Vancouver Writers Festival to honour poet Patrick Lane
BC poet Patrick Lane. Photo source: Times Colonist.
Jane Urquhart calls Patrick Lane “our most essential poet: tough, tender, fearless, and beautifully dangerous.” On Saturday night, Urquhart, Margaret Atwood and others will gather to pay tribute to Lane as part of the Vancouver Writers Festival.
“Praise or roasting, I don’t care,” says Lane, clearly looking forward to this acknowledgement from his peers.
“It’s an odd sort of celebration of my life’s work—this part of my life’s work,” he is quick to add, laughing.
Lane turned 73 last March and has published 25 volumes of poetry, including last year’s Collected Poems, which he describes as “a big book, a door-stop, a real tome.”
He reckons it will take him the rest of his life to sell it.
“People get tense when a book costs more that $35.00,” he says. “I paid a lot for that book in many ways—50 years of writing, discipline and perseverance and the adversity out of which it came. It’s my gift back to the world, to a culture that loved me in spite of myself. I was an angry man when I was young.”
Early in his career, critics faulted Lane for his violence, which they felt was gratuitous, but Lane explains that his poems were violent because he bore witness to life in BC’s sawmills in the 1960s.
“A poet’s job is always to pay attention,” says Lane, “close, careful attention, using words like objects, structures on a page that change us inside emotionally.”
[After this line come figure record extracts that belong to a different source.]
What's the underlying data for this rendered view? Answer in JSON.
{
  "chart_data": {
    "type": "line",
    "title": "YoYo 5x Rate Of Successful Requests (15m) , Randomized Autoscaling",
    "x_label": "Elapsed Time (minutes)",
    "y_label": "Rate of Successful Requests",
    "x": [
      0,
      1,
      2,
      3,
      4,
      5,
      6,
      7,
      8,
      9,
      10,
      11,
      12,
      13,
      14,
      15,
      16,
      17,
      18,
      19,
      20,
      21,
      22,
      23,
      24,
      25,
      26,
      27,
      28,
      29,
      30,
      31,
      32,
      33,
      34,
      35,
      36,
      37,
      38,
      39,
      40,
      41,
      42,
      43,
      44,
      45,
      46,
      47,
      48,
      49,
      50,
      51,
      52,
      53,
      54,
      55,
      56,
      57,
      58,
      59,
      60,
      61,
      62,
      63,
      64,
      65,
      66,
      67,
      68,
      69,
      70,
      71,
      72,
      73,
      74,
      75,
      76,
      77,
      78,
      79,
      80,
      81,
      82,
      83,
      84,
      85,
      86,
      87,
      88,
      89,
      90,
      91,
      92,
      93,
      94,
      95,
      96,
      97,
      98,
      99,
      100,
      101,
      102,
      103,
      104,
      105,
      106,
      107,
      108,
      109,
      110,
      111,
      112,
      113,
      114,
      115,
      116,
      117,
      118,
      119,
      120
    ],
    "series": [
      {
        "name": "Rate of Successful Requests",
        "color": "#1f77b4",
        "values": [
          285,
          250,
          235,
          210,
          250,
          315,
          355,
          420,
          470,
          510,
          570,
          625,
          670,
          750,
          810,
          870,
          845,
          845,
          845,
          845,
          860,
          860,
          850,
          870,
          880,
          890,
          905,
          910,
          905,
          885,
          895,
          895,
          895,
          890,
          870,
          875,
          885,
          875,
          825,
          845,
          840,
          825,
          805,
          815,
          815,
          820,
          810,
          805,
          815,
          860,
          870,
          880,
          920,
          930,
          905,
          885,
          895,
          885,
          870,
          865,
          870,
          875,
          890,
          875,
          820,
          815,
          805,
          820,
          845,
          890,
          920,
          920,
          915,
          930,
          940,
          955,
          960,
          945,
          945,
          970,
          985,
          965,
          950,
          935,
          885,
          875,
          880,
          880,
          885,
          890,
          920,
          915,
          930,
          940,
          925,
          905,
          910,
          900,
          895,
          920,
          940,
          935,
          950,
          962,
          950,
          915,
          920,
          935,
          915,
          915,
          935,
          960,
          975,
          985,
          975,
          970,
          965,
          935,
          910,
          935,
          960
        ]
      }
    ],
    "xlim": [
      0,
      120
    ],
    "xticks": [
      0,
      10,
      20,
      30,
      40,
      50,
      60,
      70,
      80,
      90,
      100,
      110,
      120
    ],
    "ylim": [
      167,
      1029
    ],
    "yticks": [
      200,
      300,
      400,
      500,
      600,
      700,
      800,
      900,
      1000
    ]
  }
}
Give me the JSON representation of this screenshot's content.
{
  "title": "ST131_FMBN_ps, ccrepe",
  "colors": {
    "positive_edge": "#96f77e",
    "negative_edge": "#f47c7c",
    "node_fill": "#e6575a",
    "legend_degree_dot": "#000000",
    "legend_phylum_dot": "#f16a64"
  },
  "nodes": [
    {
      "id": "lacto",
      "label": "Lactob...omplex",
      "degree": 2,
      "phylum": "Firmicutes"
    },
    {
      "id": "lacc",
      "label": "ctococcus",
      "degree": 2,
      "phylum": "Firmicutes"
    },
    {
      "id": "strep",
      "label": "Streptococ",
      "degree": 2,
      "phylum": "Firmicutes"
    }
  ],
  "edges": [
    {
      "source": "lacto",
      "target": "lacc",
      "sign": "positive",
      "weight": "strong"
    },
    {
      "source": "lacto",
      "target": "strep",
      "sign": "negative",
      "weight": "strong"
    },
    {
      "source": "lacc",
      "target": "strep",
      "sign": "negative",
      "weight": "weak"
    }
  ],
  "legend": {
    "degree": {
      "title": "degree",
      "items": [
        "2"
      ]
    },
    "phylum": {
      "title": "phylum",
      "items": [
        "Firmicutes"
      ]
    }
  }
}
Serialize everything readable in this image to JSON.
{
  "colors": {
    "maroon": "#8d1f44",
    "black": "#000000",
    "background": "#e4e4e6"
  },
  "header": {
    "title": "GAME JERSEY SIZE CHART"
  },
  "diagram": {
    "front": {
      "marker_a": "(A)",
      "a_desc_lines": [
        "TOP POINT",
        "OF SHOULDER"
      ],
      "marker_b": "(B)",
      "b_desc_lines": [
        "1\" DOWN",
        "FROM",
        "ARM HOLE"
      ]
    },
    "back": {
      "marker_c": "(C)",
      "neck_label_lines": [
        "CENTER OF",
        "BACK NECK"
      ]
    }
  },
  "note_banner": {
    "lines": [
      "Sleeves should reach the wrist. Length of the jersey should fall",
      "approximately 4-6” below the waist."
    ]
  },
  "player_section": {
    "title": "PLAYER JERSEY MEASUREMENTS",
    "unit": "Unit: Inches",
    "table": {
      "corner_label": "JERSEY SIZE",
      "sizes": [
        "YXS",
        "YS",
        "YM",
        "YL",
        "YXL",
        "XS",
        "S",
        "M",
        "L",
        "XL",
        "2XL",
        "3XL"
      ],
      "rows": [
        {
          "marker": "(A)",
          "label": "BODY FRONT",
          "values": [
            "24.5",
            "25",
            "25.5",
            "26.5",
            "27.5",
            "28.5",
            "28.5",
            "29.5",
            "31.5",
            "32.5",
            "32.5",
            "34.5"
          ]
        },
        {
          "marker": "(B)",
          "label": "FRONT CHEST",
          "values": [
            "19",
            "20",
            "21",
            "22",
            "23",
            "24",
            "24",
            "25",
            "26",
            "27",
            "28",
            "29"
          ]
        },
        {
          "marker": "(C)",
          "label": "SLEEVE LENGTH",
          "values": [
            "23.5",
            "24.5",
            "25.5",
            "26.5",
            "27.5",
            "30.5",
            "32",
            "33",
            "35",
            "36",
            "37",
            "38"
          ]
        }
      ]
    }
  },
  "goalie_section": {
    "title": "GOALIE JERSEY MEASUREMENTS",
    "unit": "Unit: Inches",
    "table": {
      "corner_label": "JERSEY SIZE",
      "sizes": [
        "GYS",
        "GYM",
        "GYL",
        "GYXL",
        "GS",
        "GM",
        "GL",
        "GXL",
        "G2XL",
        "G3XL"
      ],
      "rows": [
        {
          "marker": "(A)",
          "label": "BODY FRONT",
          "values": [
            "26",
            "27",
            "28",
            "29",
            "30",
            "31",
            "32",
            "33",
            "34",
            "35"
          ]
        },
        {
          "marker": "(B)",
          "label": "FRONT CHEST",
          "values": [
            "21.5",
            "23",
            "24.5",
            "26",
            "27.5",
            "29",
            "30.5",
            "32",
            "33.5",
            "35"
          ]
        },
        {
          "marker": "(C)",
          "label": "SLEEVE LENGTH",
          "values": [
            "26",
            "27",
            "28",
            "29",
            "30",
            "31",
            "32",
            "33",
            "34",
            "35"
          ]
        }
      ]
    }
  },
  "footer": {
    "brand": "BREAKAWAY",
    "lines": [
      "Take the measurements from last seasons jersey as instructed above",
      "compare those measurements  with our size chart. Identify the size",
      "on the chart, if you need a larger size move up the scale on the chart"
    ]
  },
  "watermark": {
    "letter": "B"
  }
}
Influenced by the social unrest of the 1930s, and the Canadian labour movement, he turned his attention to “social concerns and the struggle of the working poor.”
“I left school, got married and worked in the mills. I was one of them. I saw it first hand. I saw what the bosses did and what happened in families, family violence. As an industrial first aid man, I had access to things usually only a doctor saw. They still matter to me.”
Whatever else may have fed his poetic imagination, it was the land itself that shaped and continues to shape his thought and feeling.
“I believe in the local in the same way that William Carlos Williams believed,” says Lane. “This place, this West of mine: that’s my country.”
Lane used to tell his students in Montreal to get out and see the rest of Canada. Many of them had been to Europe, but few knew anything about the vastness and splendor of their own country.
“Buy a $200 car and head West,” he’d tell them. “It should take you about three $200 cars to make it to Vancouver.”
As much as the Canadian landscape inspires our literature, geography can also work against the western writer.
“People feel ignored by the establishment back East,” says Lane. “They pay even less attention to us now than they did ten or fifteen years ago.”
As a young poet, Lane ventured back East. “That’s how I bridged the gap. You have to leave and live in Toronto to establish your credentials. But I was also really interested in meeting the poets I’d only read about, like Irving Layton.”
Lane laments what he calls “the enrichment of abstraction over the object” in contemporary literature.
“Description is less and less important. Most readers won’t tolerate description of landscape. They’ll run downtown for a latte. It’s our endless need to be excited—caffeine and the iPad—and so the landscape disappears. Metaphor disappears.”
Which calls to mind William Carlos Williams’ famous cry in Paterson: “No ideas but in things.” And gives us an even more compelling reason to cherish and celebrate the work of Patrick Lane.
I leave you with his poem called “Bonsai.”
Far off in the cedars the jay screams his morning song.
I hear the words in the twisted trunk of the yew.
The woman before me told the tree to suffer for her sake.
The old can’t be made young again. The tree can’t be undone.
The wind weaves ribbons through my fingers. Stillness waits.
The winter fish eat the dawn slowly, their bodies consume.
Water has its own way. There is a new silence at the end of a poem.
The jay laughs as he torments the robin. Never mind, I say.